One last spat I followed this summer spurred in the wake of one of Pakistan’s big days – May 28, called ‘Youm-i-Takbeer’ – literal meaning ‘the day of greatness’. Each year this day is celebrated to commemorate Pakistan’s nuclear tests conducted fifteen years ago. With the return of PML-N to power, the day apparently received more attention than it did in the past few years. Ceremonies were held, slogans chanted, and promises made yet again.

However, in some pockets, the frustration of an energy deprived nation got the better of the nuclear zeal. As a result, at least some of the media discussions were skeptical as opposed to celebratory. Amateurs questioned the significance of nuclear weapons for a state that is suffering from the worst shortfall of energy – resulting in long hours of electricity load-shedding, never-ending queues at CNG stations and an impending water shortage. This is certainly not a new debate. It appears very close to the classical ‘Guns Vs. Butter.’ To say the least, it is a reminder that deprivation takes its toll, it hurts consensus. The more the people feel deprived of electricity, of fuel and food, of rights and justice, the less they care about the symbols – material and mythical.

But, for the nuclear enthusiasts this skepticism is as disconcerting as always. Some of them conveniently dismiss the angry voices by leveling allegations of foreign-funded, purposefully concocted propaganda to mislead the nation. Others respond with a counter narrative. They claim, probably rightly so, that there is no causal relationship between power outages and nuclear weapons. Also, that nuclear weapons are neither meant to nor can they make up for poor governance; they are meant for deterrence.

Both arguments make complete sense if seen in isolation. But the point that we often appear to ignore is does deterrence work in isolation? Aren’t we forgetting the fundamentals here? Certainly, nuclear weapons and energy are not directly related, nevertheless a state’s energy level is an indicator of its economic health. And if we haven’t forgotten the fundamentals, we would be able to make out why that matters. Have I mentioned “Economy of War”, by the way?

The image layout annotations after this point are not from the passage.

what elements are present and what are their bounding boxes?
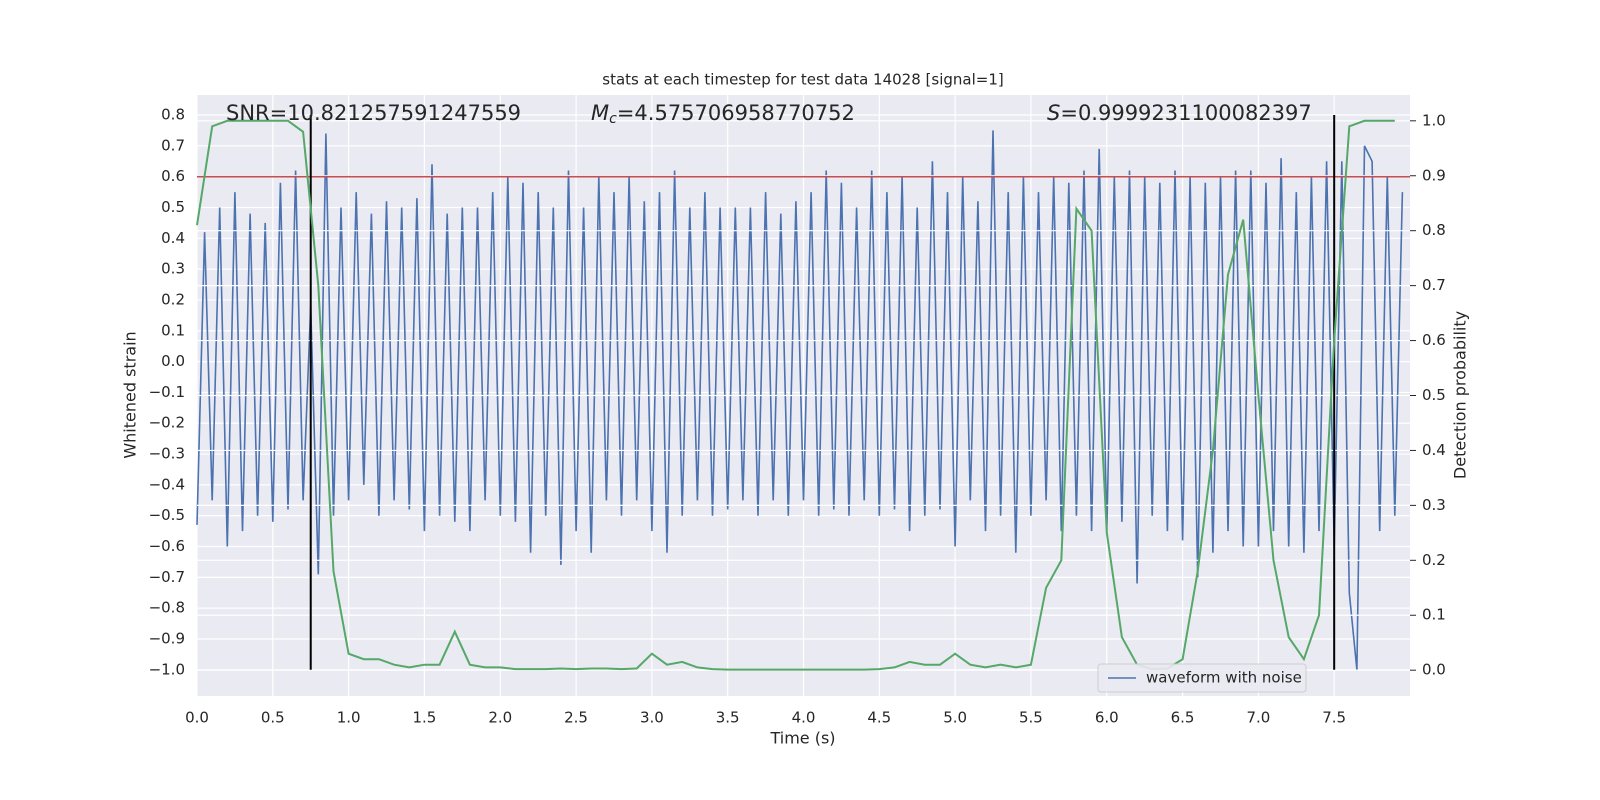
- y-tick-label: 0.4: [161, 229, 185, 247]
- legend-label: waveform with noise: [1146, 669, 1302, 687]
- y-tick-label: 0.6: [161, 167, 185, 185]
- y-tick-label: −0.1: [149, 383, 185, 401]
- x-tick-label: 3.0: [640, 709, 664, 727]
- y-tick-label: −0.8: [149, 599, 185, 617]
- x-tick-label: 5.0: [943, 709, 967, 727]
- y-tick-label: 0.8: [161, 106, 185, 124]
- x-tick-label: 1.0: [337, 709, 361, 727]
- y-tick-label: −0.5: [149, 506, 185, 524]
- y2-tick-label: 0.6: [1422, 331, 1446, 349]
- x-tick-label: 4.0: [792, 709, 816, 727]
- y-tick-label: 0.1: [161, 321, 185, 339]
- y-tick-label: 0.0: [161, 352, 185, 370]
- x-axis-label: Time (s): [769, 729, 835, 748]
- annotation: SNR=10.821257591247559: [226, 101, 521, 125]
- y2-tick-label: 0.0: [1422, 661, 1446, 679]
- y2-tick-label: 0.5: [1422, 386, 1446, 404]
- y2-tick-label: 0.1: [1422, 606, 1446, 624]
- y-tick-label: −0.9: [149, 629, 185, 647]
- x-tick-label: 0.5: [261, 709, 285, 727]
- x-tick-label: 7.0: [1246, 709, 1270, 727]
- x-tick-label: 6.0: [1095, 709, 1119, 727]
- y-tick-label: −0.3: [149, 445, 185, 463]
- legend: waveform with noise: [1097, 663, 1307, 693]
- y-tick-label: −0.7: [149, 568, 185, 586]
- x-tick-label: 2.5: [564, 709, 588, 727]
- x-tick-label: 4.5: [867, 709, 891, 727]
- legend-box: [1097, 663, 1307, 693]
- annotation-value: =4.575706958770752: [617, 101, 855, 125]
- y-tick-label: 0.5: [161, 198, 185, 216]
- y2-tick-label: 0.9: [1422, 166, 1446, 184]
- x-tick-label: 7.5: [1322, 709, 1346, 727]
- plot-layer: [196, 95, 1410, 696]
- probability-line: [196, 119, 1395, 671]
- y2-tick-label: 0.7: [1422, 276, 1446, 294]
- annotation: Mc=4.575706958770752: [591, 101, 855, 127]
- y-tick-label: −0.6: [149, 537, 185, 555]
- y2-tick-label: 0.8: [1422, 221, 1446, 239]
- x-tick-label: 5.5: [1019, 709, 1043, 727]
- x-tick-label: 1.5: [413, 709, 437, 727]
- y2-tick-label: 0.4: [1422, 441, 1446, 459]
- annotation: S=0.9999231100082397: [1047, 101, 1312, 125]
- y2-axis-label: Detection probability: [1451, 311, 1470, 479]
- y-tick-label: 0.2: [161, 290, 185, 308]
- y-tick-label: −0.2: [149, 414, 185, 432]
- y-tick-label: −1.0: [149, 660, 185, 678]
- x-tick-label: 2.0: [488, 709, 512, 727]
- waveform-line: [196, 130, 1404, 670]
- annotation-symbol: S: [1047, 101, 1060, 125]
- y-tick-label: −0.4: [149, 475, 185, 493]
- chart-title: stats at each timestep for test data 140…: [602, 71, 1003, 89]
- x-tick-label: 6.5: [1171, 709, 1195, 727]
- y2-tick-label: 0.3: [1422, 496, 1446, 514]
- annotation-symbol: M: [591, 101, 609, 125]
- y2-tick-label: 1.0: [1422, 111, 1446, 129]
- y-tick-label: 0.7: [161, 136, 185, 154]
- annotation-subscript: c: [609, 111, 617, 127]
- y2-tick-label: 0.2: [1422, 551, 1446, 569]
- annotation-value: =0.9999231100082397: [1060, 101, 1311, 125]
- x-tick-label: 0.0: [185, 709, 209, 727]
- y-axis-label: Whitened strain: [121, 331, 140, 458]
- y-tick-label: 0.3: [161, 260, 185, 278]
- x-tick-label: 3.5: [716, 709, 740, 727]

As much as I understand, the anger of the skeptics in this situation, is less about nuclear weapons per se, and more about flaunting them. For are they really worth flaunting, and that too under circumstances of the day? On this, many of my friends would say, as they always do, “Yes, these circumstances make them all the more important. For these help make up for at least some of our weaknesses and keep the enemy at a distance.” And I would say, as I always do, this is highly debatable! From where I see, it looks like we are missing the forest for the trees.